Eduardo acrescenta que quando essas pessoas passam trote e transgridem a segurança pública e o bem-estar do próximo, são consideradas desinformadas ou psicopatologicamente comprometidas. “É preciso reflexão sobre os limites, visto que tais atitudes colocam a vida de outras pessoas em risco. Quem passa um trote é aquela pessoa que perdeu a capacidade de refletir e de fazer o movimento de se colocar no lugar do outro”, assegura o profissional.

De acordo com o Código Penal, artigo 340, provocar a ação de autoridade, comunicando-lhe a ocorrência de crime ou de contravenção que sabe não se ter verificado (trote) pode levar a pena de detenção, de um a seis meses, ou multa.
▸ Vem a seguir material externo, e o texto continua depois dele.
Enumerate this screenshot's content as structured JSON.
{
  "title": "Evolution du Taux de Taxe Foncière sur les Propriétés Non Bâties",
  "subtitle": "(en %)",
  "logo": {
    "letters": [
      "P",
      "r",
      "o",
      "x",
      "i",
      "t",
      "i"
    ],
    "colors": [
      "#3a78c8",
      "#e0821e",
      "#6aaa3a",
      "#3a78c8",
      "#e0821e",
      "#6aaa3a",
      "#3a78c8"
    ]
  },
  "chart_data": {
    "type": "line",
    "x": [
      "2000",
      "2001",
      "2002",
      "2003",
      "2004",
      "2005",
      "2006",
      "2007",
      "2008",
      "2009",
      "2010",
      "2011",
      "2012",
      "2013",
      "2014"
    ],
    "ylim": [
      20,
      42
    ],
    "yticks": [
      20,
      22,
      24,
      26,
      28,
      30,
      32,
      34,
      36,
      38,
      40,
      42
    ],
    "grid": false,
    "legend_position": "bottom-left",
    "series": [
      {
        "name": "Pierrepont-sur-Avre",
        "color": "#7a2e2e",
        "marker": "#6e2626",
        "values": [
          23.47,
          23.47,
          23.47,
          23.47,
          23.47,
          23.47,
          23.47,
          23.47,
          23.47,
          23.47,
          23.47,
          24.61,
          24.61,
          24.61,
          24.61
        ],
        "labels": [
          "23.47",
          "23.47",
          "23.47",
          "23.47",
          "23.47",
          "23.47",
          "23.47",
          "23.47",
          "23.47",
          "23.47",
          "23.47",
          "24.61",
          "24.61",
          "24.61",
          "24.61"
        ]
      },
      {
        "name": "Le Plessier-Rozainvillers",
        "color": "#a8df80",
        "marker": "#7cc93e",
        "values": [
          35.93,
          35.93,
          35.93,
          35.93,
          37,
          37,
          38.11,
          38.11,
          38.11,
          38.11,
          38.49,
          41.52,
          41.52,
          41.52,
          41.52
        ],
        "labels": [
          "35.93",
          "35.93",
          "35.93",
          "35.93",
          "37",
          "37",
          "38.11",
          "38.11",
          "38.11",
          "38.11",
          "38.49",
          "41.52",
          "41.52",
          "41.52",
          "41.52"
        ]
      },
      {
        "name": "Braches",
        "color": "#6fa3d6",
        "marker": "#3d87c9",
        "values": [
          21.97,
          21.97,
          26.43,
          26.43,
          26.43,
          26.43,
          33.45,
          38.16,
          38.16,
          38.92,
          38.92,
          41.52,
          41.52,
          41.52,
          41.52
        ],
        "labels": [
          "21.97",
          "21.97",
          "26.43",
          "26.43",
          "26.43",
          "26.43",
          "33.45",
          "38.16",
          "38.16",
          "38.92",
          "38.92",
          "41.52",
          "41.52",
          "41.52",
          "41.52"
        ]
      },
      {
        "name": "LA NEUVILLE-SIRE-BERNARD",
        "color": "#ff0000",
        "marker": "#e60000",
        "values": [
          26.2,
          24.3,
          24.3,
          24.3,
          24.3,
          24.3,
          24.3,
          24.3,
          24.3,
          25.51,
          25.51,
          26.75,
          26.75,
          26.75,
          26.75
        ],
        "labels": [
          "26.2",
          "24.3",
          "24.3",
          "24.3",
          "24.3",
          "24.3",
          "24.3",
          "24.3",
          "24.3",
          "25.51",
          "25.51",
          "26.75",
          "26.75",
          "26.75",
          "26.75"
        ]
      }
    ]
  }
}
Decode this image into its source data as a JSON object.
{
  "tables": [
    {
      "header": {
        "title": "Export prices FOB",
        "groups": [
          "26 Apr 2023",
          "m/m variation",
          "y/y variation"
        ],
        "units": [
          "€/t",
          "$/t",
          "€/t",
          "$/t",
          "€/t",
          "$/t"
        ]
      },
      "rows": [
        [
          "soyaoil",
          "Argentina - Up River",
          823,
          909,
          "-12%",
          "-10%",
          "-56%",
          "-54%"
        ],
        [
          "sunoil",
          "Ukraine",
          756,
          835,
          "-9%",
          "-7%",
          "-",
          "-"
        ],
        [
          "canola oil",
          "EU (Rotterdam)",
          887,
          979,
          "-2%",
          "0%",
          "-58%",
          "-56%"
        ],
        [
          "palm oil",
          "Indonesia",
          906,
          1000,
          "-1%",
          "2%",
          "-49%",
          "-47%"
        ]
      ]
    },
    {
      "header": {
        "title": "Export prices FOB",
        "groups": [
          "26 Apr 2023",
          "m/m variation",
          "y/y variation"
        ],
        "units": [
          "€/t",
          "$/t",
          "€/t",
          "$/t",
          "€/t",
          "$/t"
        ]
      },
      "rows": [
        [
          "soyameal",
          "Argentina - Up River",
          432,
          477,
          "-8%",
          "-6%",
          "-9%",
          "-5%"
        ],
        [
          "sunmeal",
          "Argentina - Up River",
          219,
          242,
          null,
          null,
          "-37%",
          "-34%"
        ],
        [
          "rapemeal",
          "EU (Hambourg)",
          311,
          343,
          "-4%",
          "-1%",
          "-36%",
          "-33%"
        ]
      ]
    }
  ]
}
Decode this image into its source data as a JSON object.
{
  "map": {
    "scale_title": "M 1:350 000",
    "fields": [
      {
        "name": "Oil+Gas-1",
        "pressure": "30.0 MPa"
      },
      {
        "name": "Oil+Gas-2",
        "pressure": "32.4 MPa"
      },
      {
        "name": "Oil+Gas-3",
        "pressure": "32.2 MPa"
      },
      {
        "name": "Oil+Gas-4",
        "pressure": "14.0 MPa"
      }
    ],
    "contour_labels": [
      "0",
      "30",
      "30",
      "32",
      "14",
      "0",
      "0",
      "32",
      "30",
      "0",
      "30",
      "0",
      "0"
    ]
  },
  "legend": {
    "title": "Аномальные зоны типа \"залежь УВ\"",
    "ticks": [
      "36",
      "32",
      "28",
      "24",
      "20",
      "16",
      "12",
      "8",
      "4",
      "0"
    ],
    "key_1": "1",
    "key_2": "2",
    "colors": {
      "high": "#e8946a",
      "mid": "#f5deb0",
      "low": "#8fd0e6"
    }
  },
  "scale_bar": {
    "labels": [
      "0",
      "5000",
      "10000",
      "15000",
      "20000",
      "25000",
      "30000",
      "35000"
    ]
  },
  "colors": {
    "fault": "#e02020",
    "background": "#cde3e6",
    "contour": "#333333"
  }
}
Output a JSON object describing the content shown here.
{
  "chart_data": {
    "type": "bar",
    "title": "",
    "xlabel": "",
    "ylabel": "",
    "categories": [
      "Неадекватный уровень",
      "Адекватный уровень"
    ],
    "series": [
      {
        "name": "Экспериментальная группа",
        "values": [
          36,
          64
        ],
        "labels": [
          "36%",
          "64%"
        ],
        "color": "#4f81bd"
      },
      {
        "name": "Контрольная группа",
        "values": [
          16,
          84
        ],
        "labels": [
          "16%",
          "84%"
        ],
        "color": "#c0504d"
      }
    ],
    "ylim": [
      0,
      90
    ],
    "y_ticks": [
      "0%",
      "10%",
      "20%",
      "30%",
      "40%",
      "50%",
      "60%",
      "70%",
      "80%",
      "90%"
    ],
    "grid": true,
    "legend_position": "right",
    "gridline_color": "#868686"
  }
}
O coordenador da Guarda Municipal faz um alerta aos pais e às escolas para que orientem as crianças a não fazer essas ligações indevidas. “As crianças são multiplicadoras e guardam as informações que passamos. É muito importante passar a elas a noção de que uma mentira pode ser maléfica e comprometer o atendimento a uma pessoa que realmente precisa”, observa. A mesma opinião é compartilhada pelo diretor de Urgência e emergência da Sesma. Ivison Carvalho destaca que  preciso se conscientizar que o SAMU é voltado para atendimento de pessoas com risco iminente de morte e por isso, não pode brincar em serviço, precisa ser eficiente, assertivo e resolutivo. “Definitivamente, trote é um desserviço para a própria população”, conclui.